Characterization of the novel HLA-DQA1*05:05:14 allele by sequencing-based typing
Abstract
HLA-DQA1*05:05:14 differs from HLA-DQA1*05:05:01:04 by one nucleotide substitution in codon −8 in exon 1.
We report here a novel HLA-DQA1*05:05 allele, now named DQA1*05:05:14 that carries one nucleotide substitution in exon 1 when compared to the DQA1*05:05:01:04 allele, identified in a volunteer bone marrow donor. The HLA typing was performed using Next Generation Sequencing (AllType NGS, One Lambda, Canoga Park, CA) on the Ion S5 system platform (ThermoFisher Scientific, Waltham, MA),1 from exons 1 to 4. The reads were analyzed using the TypeStream Visual Software version 2.1 (One Lambda). This donor was found to have a new DQA1*05:05 allele and was consequently typed A*02:01, 32:01; B*14:02, 44:02; C*02:02, 07:04; DRB1*11:01, 11:01; DRB3*02:02, 02:02; DQA1*05:05:01, 05:05:14; DQB1*03:01P, 03:01P; DPA1*01:03, 01:03; DPB1*02:01, 04:02. Using the IPD-IMGT/HLA Database,2 nucleotide sequence alignment with HLA-DQA1 alleles shows that this new allele has one nucleotide change from DQA1*05:05:01:04 in codon −8 in exon 1, where C → T, (ACC → ACT, Figure 1), not resulting in a coding change. This nucleotide change was confirmed by performing the typing twice in two different laboratories.
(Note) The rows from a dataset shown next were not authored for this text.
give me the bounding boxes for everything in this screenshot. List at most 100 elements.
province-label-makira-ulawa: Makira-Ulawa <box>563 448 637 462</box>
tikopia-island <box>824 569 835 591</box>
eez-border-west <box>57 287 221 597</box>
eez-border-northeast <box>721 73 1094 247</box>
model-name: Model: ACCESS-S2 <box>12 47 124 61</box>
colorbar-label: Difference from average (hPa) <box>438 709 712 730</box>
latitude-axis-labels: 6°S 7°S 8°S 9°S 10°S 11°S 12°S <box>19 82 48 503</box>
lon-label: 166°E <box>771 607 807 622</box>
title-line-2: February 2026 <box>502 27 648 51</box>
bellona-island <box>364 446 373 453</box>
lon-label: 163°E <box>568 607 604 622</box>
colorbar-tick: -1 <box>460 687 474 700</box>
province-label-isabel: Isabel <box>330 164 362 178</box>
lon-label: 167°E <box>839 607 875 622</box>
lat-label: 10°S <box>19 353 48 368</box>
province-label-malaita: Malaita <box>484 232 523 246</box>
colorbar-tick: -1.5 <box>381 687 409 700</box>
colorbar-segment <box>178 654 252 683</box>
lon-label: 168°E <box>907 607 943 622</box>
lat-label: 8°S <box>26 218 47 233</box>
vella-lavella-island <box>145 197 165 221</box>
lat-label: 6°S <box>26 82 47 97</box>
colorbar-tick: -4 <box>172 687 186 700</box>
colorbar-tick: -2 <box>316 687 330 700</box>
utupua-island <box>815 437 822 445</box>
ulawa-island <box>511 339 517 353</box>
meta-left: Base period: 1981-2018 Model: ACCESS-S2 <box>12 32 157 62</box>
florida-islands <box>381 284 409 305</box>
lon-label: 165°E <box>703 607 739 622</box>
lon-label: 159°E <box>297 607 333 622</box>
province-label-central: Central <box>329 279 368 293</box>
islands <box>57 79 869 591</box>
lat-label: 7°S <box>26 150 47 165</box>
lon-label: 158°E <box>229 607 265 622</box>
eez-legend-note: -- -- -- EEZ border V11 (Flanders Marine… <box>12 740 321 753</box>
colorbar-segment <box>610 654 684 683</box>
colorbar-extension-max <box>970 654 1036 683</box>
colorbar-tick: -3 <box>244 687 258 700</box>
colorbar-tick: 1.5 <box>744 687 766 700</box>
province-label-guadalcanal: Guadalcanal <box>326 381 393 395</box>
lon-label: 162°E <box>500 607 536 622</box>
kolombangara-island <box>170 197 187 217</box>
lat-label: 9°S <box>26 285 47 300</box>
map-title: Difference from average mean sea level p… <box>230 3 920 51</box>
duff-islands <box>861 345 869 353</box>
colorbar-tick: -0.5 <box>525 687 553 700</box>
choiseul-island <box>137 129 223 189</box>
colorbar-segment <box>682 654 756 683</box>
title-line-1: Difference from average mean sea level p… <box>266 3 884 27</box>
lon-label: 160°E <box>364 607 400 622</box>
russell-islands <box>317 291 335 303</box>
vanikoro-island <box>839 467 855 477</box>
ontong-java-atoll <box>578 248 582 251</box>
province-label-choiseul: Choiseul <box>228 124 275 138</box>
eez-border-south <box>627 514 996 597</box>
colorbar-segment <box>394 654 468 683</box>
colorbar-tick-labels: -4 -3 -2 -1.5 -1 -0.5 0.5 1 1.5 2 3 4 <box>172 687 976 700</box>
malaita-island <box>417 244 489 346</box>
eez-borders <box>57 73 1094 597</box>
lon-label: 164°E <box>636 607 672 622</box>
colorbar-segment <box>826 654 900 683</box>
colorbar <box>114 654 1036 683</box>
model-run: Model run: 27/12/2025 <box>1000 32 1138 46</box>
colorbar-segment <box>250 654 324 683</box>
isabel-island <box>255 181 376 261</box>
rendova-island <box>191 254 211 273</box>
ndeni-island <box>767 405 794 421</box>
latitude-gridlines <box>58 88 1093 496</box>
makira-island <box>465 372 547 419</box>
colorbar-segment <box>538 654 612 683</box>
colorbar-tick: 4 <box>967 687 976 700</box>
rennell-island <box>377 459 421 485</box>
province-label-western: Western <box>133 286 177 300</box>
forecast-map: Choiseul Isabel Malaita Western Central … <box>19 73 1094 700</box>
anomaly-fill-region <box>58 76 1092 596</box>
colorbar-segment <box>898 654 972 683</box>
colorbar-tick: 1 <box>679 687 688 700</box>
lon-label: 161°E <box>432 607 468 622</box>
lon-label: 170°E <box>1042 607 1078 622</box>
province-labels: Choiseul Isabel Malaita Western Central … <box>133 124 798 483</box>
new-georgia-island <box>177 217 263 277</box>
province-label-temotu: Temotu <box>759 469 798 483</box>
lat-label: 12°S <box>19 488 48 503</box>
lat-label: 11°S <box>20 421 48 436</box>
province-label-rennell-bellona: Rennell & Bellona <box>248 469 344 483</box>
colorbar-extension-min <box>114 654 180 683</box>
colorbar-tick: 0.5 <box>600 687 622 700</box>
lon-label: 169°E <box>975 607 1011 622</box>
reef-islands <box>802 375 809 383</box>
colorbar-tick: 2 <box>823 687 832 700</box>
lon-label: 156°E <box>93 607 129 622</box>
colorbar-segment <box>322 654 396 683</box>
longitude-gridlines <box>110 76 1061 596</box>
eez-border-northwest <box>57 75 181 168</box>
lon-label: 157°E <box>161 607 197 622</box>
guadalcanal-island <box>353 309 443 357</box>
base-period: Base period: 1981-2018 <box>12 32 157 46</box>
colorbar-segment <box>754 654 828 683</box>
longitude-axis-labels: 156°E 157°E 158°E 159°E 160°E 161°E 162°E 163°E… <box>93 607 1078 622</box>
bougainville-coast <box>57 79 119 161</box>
We were confident in the phasing as the sample displayed a mean read length of 332 base pairs over all the loci, the mismatched A base was attributed 76 times to the new HLA-DQA1*05:05. The nucleotide sequence of the exons 1–4 of the new allele has been submitted to the GenBank database (Accession No. OP393478) and to the IPD-IMGT/HLA Database (Submission No. HWS10062886). The name DQA1*05:05:14 has been officially assigned by the WHO Nomenclature Committee for Factors of the HLA System in September 2022. This follows the agreed policy that, subject to the conditions stated in the most recent Nomenclature Report,3 names will be assigned to new sequences as they are identified. Lists of such new names will be published in the following WHO Nomenclature Report.
AUTHOR CONTRIBUTIONS
Marine Cargou and Jonathan Visentin contributed to the design of the study. Marine Cargou and Jonathan Visentin participated in the writing of the paper. Marine Cargou, Marco Andreani, Mariarosa Battarra, Mamy Ralazamahaleo and Jonathan Visentin participated in the performance of the research. Marine Cargou, Marco Andreani, Mariarosa Battarra, Mamy Ralazamahaleo and Jonathan Visentin participated in data analysis. Marco Andreani, Mariarosa Battarra and Mamy Ralazamahaleo were involved in critical revision of the manuscript.
ACKNOWLEDGMENTS
The authors thank the technicians of the Bordeaux and Roma Immunology Laboratories for their technical expertise.
CONFLICT OF INTEREST
The authors confirm that there are no conflicts of interest.
Open Research
DATA AVAILABILITY STATEMENT
The data that support the findings of this study are available on request from the corresponding author. The data are not publicly available due to privacy or ethical restrictions. The sequence is freely available in the IPD-IMGT/HLA Database.